The Wall Street Journal, citing a company memo, reported that McDonald's might cut the insurance unless U.S. regulators waived a requirement of new U.S. healthcare laws.
McDonald's officials called the report "completely false."
"This story is wrong," U.S. Department of Health and Human Services spokeswoman Jessica Santillo said in a statement. "The new law provides significant flexibility to maintain coverage for workers."
The fast-food restaurant chain is at odds over the new law's stipulation that so-called "mini-med" insurance plans spend at least 80 percent of premium revenue on medical care, the Wall Street Journal reported on its website on Wednesday.
That rule was designed to put limits on funds being used for marketing, executive salaries, and other nonmedical uses.
McDonald's told federal regulators in the memo that it would be "economically prohibitive" for its insurance carrier to continue to cover hourly workers unless it receives a waiver to the 80 percent minimum requirement, the newspaper reported. It said federal officials said there was no guarantee a waiver would be granted.
"This story is premature as guidance on the new medical loss ratio rules has not even been issued," Santillo said. "The administration is working closely with businesses like McDonald's that are committed to providing health benefits to protect health coverage for their employees."
"McDonald's is committed to providing competitive pay and benefits," Steve Russell, the company's head of human resources, said in a statement.
"We've had the opportunity to speak with regulatory agencies directly to better understand the implications of the law and to share our point of view," he said.
McDonald's did not disclose its current medical-loss ratio.
SMALL BENEFITS, SMALL MARKET
Federal regulators, McDonald's and the National Restaurant Association said they do not want U.S. workers to lose health coverage during the transition compliance with the new healthcare laws.
"This is one issue where I think we're on the same page," said Angelo Amador, the National Restaurant Association's vice president for labor and workforce policy.
McDonald's had about 14,000 U.S. restaurants in 2009. Most of the company's franchisees offer a limited-benefit plan and nearly 30,000 employees have chosen to be covered by the "mini-med" policies, Russell said.
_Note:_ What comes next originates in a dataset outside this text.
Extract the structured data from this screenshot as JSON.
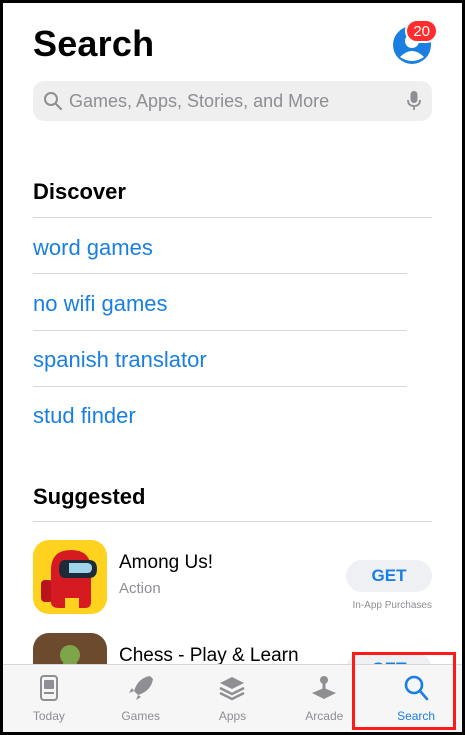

Employees pay around $14 per week for a plan capping annual benefits at $2,000 per year, or a similar plan in which they pay $32 per week and annual benefits are capped at $10,000, according to the Wall Street Journal report.
Restaurants and retailers are more likely to offer such bare-boned plans because they have a high percentage of part-time and temporary workers and higher employee turnover than private sector employers overall.
The total market for limited benefit plans is about 1.4 million people, with Aetna Inc and Cigna Corp among the health insurers with the biggest presence, Wells Fargo analyst Peter Costa said in a research note.
Aetna's largest limited benefit customer is retailer Home Depot Inc with 24,000 of those members, said Costa, adding that limited benefit plans account for a small portion of the overall health insurance market.